Send a POST to config.tokenEndpoint with header Content-type: "application/x-www-form-urlencoded", and params:

grant_type = "urn:ietf:params:oauth:grant-type:uma-ticket"

scope = "uma_authorization"

client_assertion_type = "urn:ietf:params:oauth:client-assertion-type:jwt-bearer"
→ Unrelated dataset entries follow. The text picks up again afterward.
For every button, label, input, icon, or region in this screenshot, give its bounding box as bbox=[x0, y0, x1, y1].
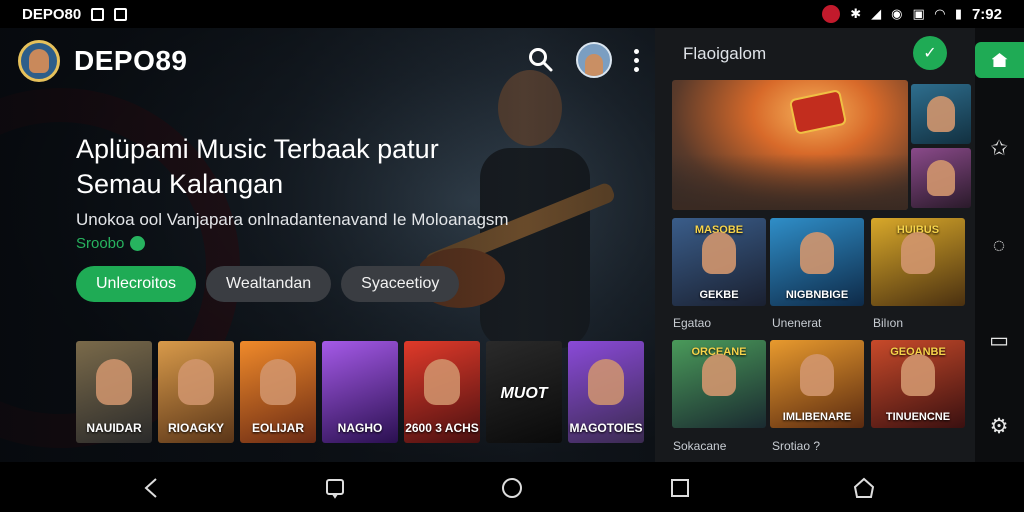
wifi-icon: ◠ bbox=[934, 6, 945, 21]
app-notification-icon bbox=[822, 5, 841, 23]
more-options-icon[interactable] bbox=[634, 48, 639, 72]
grid-label: Sokacane bbox=[673, 439, 727, 453]
grid-label: Bilıon bbox=[873, 316, 904, 330]
chip[interactable]: Unlecroitos bbox=[76, 266, 197, 302]
logo-avatar-icon bbox=[18, 40, 60, 82]
battery-icon: ▮ bbox=[954, 6, 962, 21]
status-left-text: DEPO80 bbox=[22, 5, 82, 23]
hero-banner[interactable]: DEPO89 Aplüpami Music Terbaak patur Sema… bbox=[0, 28, 655, 462]
chip[interactable]: Wealtandan bbox=[206, 266, 332, 302]
signal-icon: ◢ bbox=[871, 6, 882, 21]
top-actions bbox=[528, 42, 639, 78]
notification-icon: ▣ bbox=[912, 6, 925, 21]
notification-icon bbox=[114, 7, 128, 21]
home-icon[interactable] bbox=[975, 42, 1024, 78]
side-card[interactable] bbox=[911, 148, 971, 208]
profile-avatar[interactable] bbox=[576, 42, 612, 78]
status-time: 7:92 bbox=[971, 5, 1002, 23]
chat-icon[interactable]: ◌ bbox=[987, 234, 1011, 258]
star-icon[interactable]: ✩ bbox=[987, 136, 1011, 160]
system-nav-bar bbox=[0, 462, 1024, 512]
house-icon[interactable] bbox=[852, 476, 876, 500]
grid-label: Unenerat bbox=[772, 316, 822, 330]
thumbnail-card[interactable]: NAGHO bbox=[322, 341, 398, 443]
grid-card[interactable]: ORCEANE bbox=[672, 340, 766, 428]
chip[interactable]: Syaceetioy bbox=[341, 266, 460, 302]
grid-card[interactable]: NIGBNBIGE bbox=[770, 218, 864, 306]
search-icon[interactable] bbox=[528, 47, 554, 73]
thumbnail-card[interactable]: MUOT bbox=[486, 341, 562, 443]
settings-icon[interactable]: ⚙ bbox=[987, 414, 1011, 438]
side-card[interactable] bbox=[911, 84, 971, 144]
bookmark-icon[interactable]: ▭ bbox=[987, 328, 1011, 352]
grid-label: Srotiao ? bbox=[772, 439, 821, 453]
grid-label: Egatao bbox=[673, 316, 712, 330]
overview-icon[interactable] bbox=[668, 476, 692, 500]
featured-stamp bbox=[788, 88, 848, 136]
app-name: DEPO89 bbox=[74, 45, 188, 76]
spark-icon bbox=[130, 236, 146, 251]
check-icon[interactable]: ✓ bbox=[913, 36, 947, 70]
thumbnail-card[interactable]: NAUIDAR bbox=[76, 341, 152, 443]
thumbnail-card[interactable]: RIOAGKY bbox=[158, 341, 234, 443]
thumbnail-row: NAUIDAR RIOAGKY EOLIJAR NAGHO 2600 3 ACH… bbox=[76, 341, 644, 443]
home-circle-icon[interactable] bbox=[500, 476, 524, 500]
recommendation-panel: Flaoigalom ✓ MASOBE GEKBE NIGBNBIGE HUIBU… bbox=[655, 28, 975, 462]
thumbnail-card[interactable]: EOLIJAR bbox=[240, 341, 316, 443]
recents-chat-icon[interactable] bbox=[323, 476, 347, 500]
panel-title: Flaoigalom bbox=[683, 44, 767, 63]
grid-card[interactable]: GEOANBE TINUENCNE bbox=[871, 340, 965, 428]
thumbnail-card[interactable]: MAGOTOIES bbox=[568, 341, 644, 443]
grid-card[interactable]: HUIBUS bbox=[871, 218, 965, 306]
status-bar: DEPO80 ✱ ◢ ◉ ▣ ◠ ▮ 7:92 bbox=[0, 0, 1024, 28]
hero-headline: Aplüpami Music Terbaak patur Semau Kalan… bbox=[76, 134, 439, 199]
alarm-icon: ◉ bbox=[891, 6, 903, 21]
hero-subline: Unokoa ool Vanjapara onlnadantenavand Ie… bbox=[76, 210, 509, 229]
app-logo[interactable]: DEPO89 bbox=[18, 40, 188, 82]
side-rail: ✩ ◌ ▭ ⚙ bbox=[975, 28, 1024, 462]
hero-link[interactable]: Sroobo bbox=[76, 235, 146, 252]
back-icon[interactable] bbox=[140, 476, 164, 500]
notification-icon bbox=[91, 7, 105, 21]
category-chips: Unlecroitos Wealtandan Syaceetioy bbox=[76, 266, 460, 302]
thumbnail-card[interactable]: 2600 3 ACHS bbox=[404, 341, 480, 443]
grid-card[interactable]: IMLIBENARE bbox=[770, 340, 864, 428]
grid-card[interactable]: MASOBE GEKBE bbox=[672, 218, 766, 306]
bluetooth-icon: ✱ bbox=[850, 6, 862, 21]
featured-crowd bbox=[672, 154, 908, 210]
hero-link-label: Sroobo bbox=[76, 235, 125, 252]
featured-card[interactable] bbox=[672, 80, 908, 210]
client_assertion = signed JWT previously generated

client_id = config.clientId

ticket = ticket (previously received)

As reponse, JSON data will be returned like:

{ "access_token" : "sadfas-1334-2341-blah", "pct" : "..." }

grab access_token and pct

Re-send request

Send the original request again, this time setting headers:

  • Authorization = Bearer access_token (eg. Authorization: Bearer sadfas-1334-2341-blah )
  • pct (eg. pct: value)

The response must be OK (200) with the actual SCIM output, like:

{
     "schemas":["urn:ietf:params:scim:schemas:core:2.0:User"],
     "id":"...",
     "meta":{
       "resourceType":"User",
       "created":...,
       "lastModified":...,
       ...
     },
     ...
   }

Send more requests

Continue sending SCIM requests as in the previous step. Since the access token has an expiration (1 hour or so), at some point, 401 will be received once more, in this case, start again at this point.